[rrd-developers] Use of madvise / msync kills performance for me

Fri Jun 27 11:58:15 CEST 2008

On Fri, Jun 27, 2008 at 10:15:24AM +0200, Bernhard Fischer wrote:
> On Thu, Jun 26, 2008 at 02:28:11PM -0700, Marcus Reid wrote:
> >On Thu, Jun 26, 2008 at 07:30:03AM +0200, Tobias Oetiker wrote:
> >> Hi Marcus,
> >> 
> >> Have you tried compiling rrrdtool without mmapping ? Note that
> >> removing msync is BAD. Have a look at the manual page.
> >> 
> >>        msync()  flushes  changes  made  to  the in-core copy of a
> >>        file that was mapped into memory using mmap(2) back to disk.
> >>        Without use of this call there is no guarantee that changes
> >>        are written back before munmap(2) is called.
> >
> >I think things may be different in FreeBSD land.  From the msync
> >man page:
> >
> >     The msync() system call is obsolete since BSD implements a coherent file
> >     system buffer cache.  However, it may be used to associate dirty VM pages
> >     with file system buffers and thus cause them to be flushed to physical
> >     media sooner rather than later.
> >
> >> Obviously it will be faster without this call, but then again,
> >> the price (potential file corruption) might be a bit high.
> >> 
> >> Why some of the madvise calls are are taking so long is unclear to
> >> me. You might want to try only to drop the WILLNEED calls only and not
> >> the RANDOM since it is crucial in preserving cache memory ...
> >
> >Yeah, that part seems odd to me as well.  I'll try asking about that on the
> >right mailing list and find out what some kernel guys think about it.
> 
> That's the crucial information, yes.
> I wouldn't be surprised if there are some loose ends in your kernel (we
> also tripped a timestamp buglet on linux, fwiw :), but that's obviously
> pure speculation for now.

Matt Dillon provided some good information on this subject that I would
like to pass on.  First, a little background..  I discovered that the
long slow msync() calls only happen on files over a certain size.  The
file that's slowing things down is 1161mB long, and msync() calls to a
file that's 940mB long are fast.  That's probably a kernel problem that
could be worth looking into.

This is probably an edge case -- I'm updating an rrd file that's over
a gig in size and I don't know how common that is.

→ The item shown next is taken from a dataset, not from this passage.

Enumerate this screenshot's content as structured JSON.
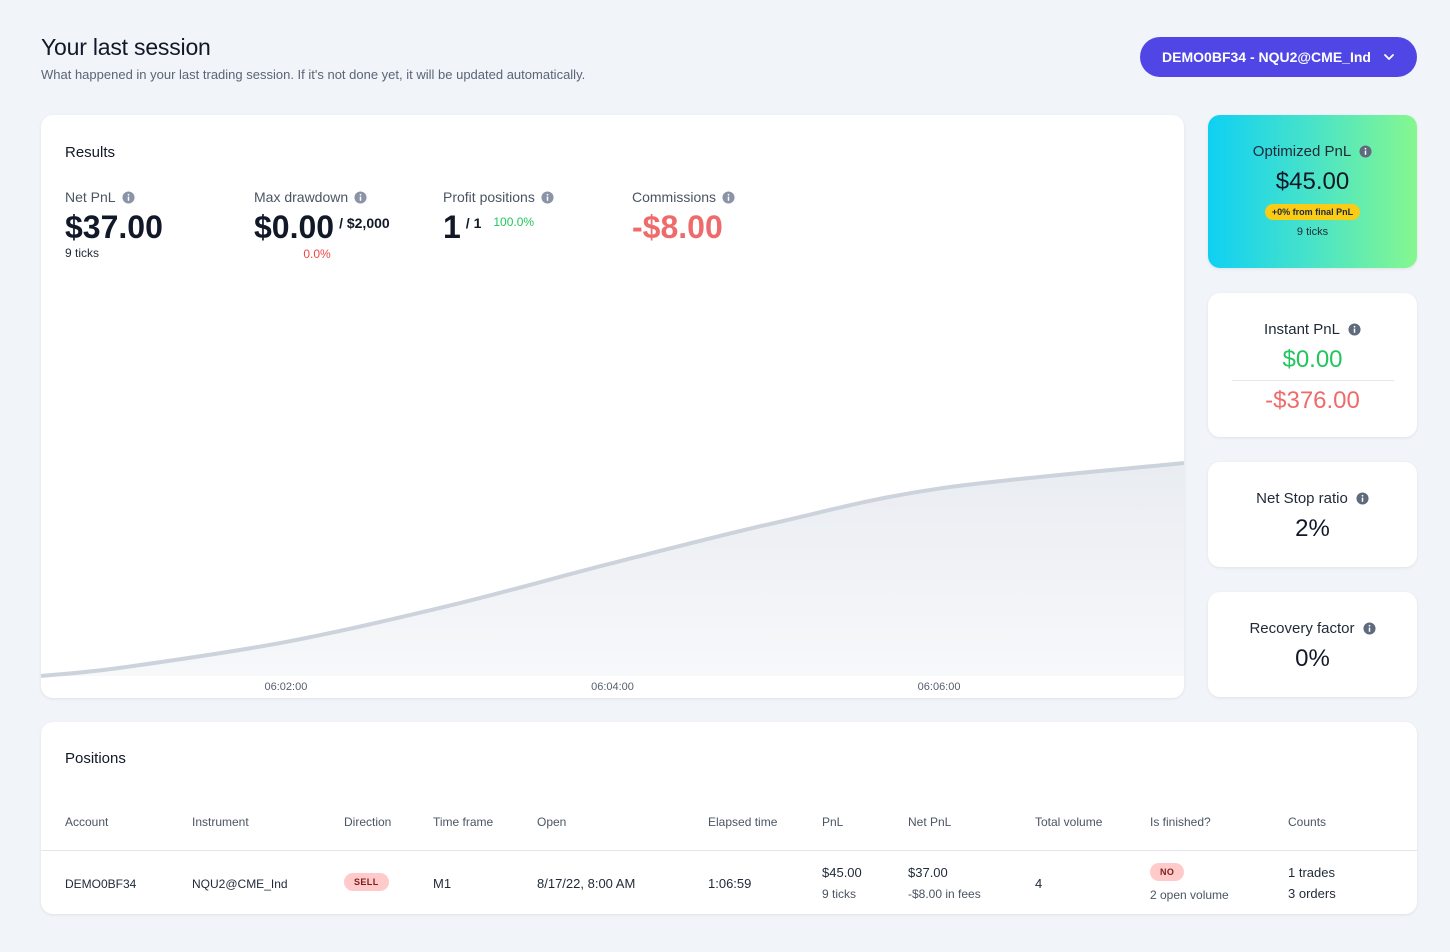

Here's part of Matt's comment, which suggests that maybe we can limit
the region of the msync() to the part of the file that was known to be
changed, if that can be determined.

    The msync() is clearly the problem.  There are numerous optimizations
    in the kernel but msync() is frankly a rather nasty critter even with
    the optimizations work.  Nobody using msync() in real life ever tries
    to run it over the entirety of such a large mapping... usually it is
    just run on explicit sub-ranges that the program wishes to sync.

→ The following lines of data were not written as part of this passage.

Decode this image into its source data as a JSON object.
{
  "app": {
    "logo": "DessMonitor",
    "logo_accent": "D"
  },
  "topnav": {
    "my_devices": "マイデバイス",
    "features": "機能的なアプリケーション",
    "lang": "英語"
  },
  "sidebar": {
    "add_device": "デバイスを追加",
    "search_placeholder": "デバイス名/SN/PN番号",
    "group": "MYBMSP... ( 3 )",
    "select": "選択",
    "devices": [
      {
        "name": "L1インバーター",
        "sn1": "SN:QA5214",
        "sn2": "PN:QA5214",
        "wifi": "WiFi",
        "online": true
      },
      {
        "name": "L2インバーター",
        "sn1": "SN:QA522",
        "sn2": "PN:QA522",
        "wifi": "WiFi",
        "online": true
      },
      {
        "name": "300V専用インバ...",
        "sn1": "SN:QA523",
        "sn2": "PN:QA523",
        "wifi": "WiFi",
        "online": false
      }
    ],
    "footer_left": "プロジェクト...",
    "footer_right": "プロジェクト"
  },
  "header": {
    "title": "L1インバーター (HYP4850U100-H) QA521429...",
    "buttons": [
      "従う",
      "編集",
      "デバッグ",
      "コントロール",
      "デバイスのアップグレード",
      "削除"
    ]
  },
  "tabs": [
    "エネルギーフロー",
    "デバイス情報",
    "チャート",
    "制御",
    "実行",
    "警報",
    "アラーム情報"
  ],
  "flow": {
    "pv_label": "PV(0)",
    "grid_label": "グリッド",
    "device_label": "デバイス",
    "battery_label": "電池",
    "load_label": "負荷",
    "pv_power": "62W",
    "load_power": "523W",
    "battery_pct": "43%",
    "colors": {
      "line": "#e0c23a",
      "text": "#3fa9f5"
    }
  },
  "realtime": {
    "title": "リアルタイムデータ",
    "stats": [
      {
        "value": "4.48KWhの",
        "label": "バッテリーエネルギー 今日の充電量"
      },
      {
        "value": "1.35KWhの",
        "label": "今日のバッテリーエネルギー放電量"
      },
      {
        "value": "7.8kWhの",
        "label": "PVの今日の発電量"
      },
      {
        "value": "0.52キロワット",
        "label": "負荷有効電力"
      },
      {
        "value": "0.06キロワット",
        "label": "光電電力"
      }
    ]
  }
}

    One reason why msync() is so nasty is that the kernel must physically
    check the page table(s) to determine whether a page has been marked dirty
    by the MMU, so it can't just iterate the pages it knows are dirty in
    the VM object.  It's nasty whether it scans the VM object and iterates
    the page tables, or scans the page tables and looks up the related VM
    pages.   The only way to optimize this is to force write-faults by
    mapping clean pages read-only, in order to track whether a page is
    actually dirty in real time instead of lazily.  Then msync() would
    only have to do a ranged-scan of the VM object's dirty-page list
    and would not have to actually check the page tables for clean pages.

    A secondary effect of the msync() is that it is initiating asynchronous
    I/O for what sounds like hundreds of VM pages, or even more.  All those
    pages are locked and busied from the point they are queued to the point
    the I/O finishes, which for some of the pages can be a very, very long
    time (into the multiples of seconds).  Pages locked that long will
    interfere with madvise() calls made after the msync(), and probably
    even interfere with the follow msync().

    It used to be that msync() only synced VM pages to the underlying
    file, making them consistent with read()'s and write()'s against
    the underlying file.  Since FreeBSD uses a unified VM page cache
    this is always true.  However, the Open Group specification now
    requires that the dirty pages actually be written out to the underlying
    media... i.e. issue real I/O.  So msync() can't be a NOP if you go by
    the OpenGroup specification.

                                        -Matt
                                        Matthew Dillon
                                        <dillon at backplane.com>

Thanks,

Marcus